И оказалось, интеллигент этот никакой не заложник, а самый что ни на есть босс! Пострелы они стали, однако. Ну, как тебе такая история?

Гамаюн выжидательно уставился на Андронникова.

— Не смешно, — заявил Андронников хмуро.

Ему действительно было не до смеха. История, рассказанная Гамаюном со слов неизвестного капитану «Валентина», как специально, наглядной иллюстрацией подтверждала его худшие опасения. Сегодня другая группа могла упустить «заложника», но не упустила. Сегодня он мог не упустить «таксиста», но упустил. И кто теперь скажет, что это был за таксист, да и таксист ли?

Гамаюн обиделся:

— Как знаешь, однако.

Он встал.

— Так ты домой собираешься?

Андронников думал. Он думал о том, что можно, конечно, промолчать, не признаться в промахе: вон Гамаюн и думать забыл об этом таксисте, хотя сам же давал ему прикуривать — и ты можешь сказать, если спросят: «Не помню такого, не было такого.» Но не станет ли такая отговорка в будущем последней каплей, после которой тебя просто вышвырнут с треском за дверь? И если не признаться, поехать сейчас домой — а как хочется, блин! — сумеешь ли ты спокойно уснуть?

— Собираешься или нет?

— Нет, — твердо сказал Андронников. — Не собираюсь. А ты можешь уматывать. Я тебя отпускаю.

— Ха! — счел нужным продемонстрировать свою независимость Гамаюн. — Нашелся тут один такой, однако…

Он стал собираться, а капитан Андронников извлек из стола чистый лист бумаги, подумал еще, обкусывая колпачок авторучки, потом аккуратно вывел: «Полковнику Усманову П.М. РАПОРТ.»

Глава четырнадцатая

За час они нагнали в район Нарвской площади такое количество своих сотрудников, что мне подумалось, и других-то жителей в городе нет.

Я, Марина и наш неистовый капитан наблюдали за развертыванием штурмовых колонн ФСК с безопасного расстояния из квартиры дома напротив, хозяева которой без особого энтузиазма, но все-таки уступили настойчивой просьбе Сифорова, весомо подкрепленной видом полураскрытого служебного удостоверения в его руке.

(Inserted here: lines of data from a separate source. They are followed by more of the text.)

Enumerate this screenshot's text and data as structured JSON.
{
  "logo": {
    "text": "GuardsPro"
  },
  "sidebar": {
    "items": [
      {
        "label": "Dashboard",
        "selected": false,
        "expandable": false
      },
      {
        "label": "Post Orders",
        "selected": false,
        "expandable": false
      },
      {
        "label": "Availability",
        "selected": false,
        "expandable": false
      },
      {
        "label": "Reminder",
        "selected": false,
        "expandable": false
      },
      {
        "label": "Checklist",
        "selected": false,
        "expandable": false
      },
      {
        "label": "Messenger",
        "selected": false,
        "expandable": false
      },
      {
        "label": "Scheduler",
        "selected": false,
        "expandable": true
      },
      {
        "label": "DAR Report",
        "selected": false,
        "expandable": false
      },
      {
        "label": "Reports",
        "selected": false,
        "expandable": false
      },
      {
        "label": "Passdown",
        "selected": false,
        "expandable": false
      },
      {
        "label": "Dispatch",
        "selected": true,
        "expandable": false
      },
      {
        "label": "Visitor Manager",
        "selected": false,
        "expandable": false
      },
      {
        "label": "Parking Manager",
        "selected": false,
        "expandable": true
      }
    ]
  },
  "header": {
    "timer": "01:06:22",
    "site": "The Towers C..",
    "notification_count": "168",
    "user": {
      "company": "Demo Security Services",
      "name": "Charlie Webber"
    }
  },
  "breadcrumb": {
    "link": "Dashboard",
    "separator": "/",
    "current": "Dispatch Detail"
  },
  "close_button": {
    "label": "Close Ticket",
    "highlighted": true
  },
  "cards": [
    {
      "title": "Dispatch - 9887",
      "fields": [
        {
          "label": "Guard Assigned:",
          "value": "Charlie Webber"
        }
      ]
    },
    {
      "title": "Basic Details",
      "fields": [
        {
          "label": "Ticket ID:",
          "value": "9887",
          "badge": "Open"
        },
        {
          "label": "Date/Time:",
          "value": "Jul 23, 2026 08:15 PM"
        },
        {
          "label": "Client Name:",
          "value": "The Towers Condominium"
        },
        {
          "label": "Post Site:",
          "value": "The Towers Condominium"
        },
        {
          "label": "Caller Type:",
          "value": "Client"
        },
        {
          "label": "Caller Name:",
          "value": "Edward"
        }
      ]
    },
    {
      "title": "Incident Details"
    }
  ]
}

Из окон этой квартиры вход в «подвал-арсенал» был, как на ладони: жестяной козырек-навес, ступеньки вниз, мощная стальная дверь с встроенным глазком. В наши безусловно прогрессивные времена в девяти случаях из десяти возможных за подобного вида дверьми находится или офис какой-нибудь фирмы из доморощенных да новоявленных, или склад фирмы из доморощенных да новоявленных же. И сомневаться не приходится, что первым, кого встретишь, постучавшись в эту дверь, будет суровый охранник, обремененный бицепсами-трицепсами и без малейшего оттенка мысли на звероподобном лице. Либо даже несколько охранников.

Пока я не без интереса изучал поле предстоящего боя, Сифоров что-то нашептывал в «уоки-токи»: видно, совещался с начальством.

Я подумал, что, наверное, мои новые соратники по борьбе с Геростратом поспешили. Ведь по всем существующим законам жанра им следовало бы недельку «попасти» подвал, выявить всех входящих и выходящих, а уж потом накрыть их всех скопом и сразу. Впрочем, и принятую тактику понять можно: Сифорову и компании совсем не улыбалось затягивать игру против такого ловкача, как Герострат, а был шанс взять его нахрапом: быстро, решительно, в духе блиц-крига. Так что и против разработанной ими на сегодня тактики у меня бы серьезных возражений не нашлось.

Я перевел взгляд на Марину. Она, покусывая губу, с неменьшим интересом наблюдала за перемещениями российских ниндзя. И правда, посмотреть было на что.

Во двор здесь имелось два входа-выхода; их, не привлекая внимания, с интервалом в пять минут блокировали ничем не приметными легковушками: москвич и жигуленок, поставленные таким образом, чтобы ни у кого не возникло и мысли, будто поставлены они здесь с некоей определенной целью, но в то же время и так, чтобы водитель и пассажиры имели возможность контролировать всех, проходящих со двора и во двор, и в случае необходимости могли перекрыть входы-выходы одним нажатием на педаль.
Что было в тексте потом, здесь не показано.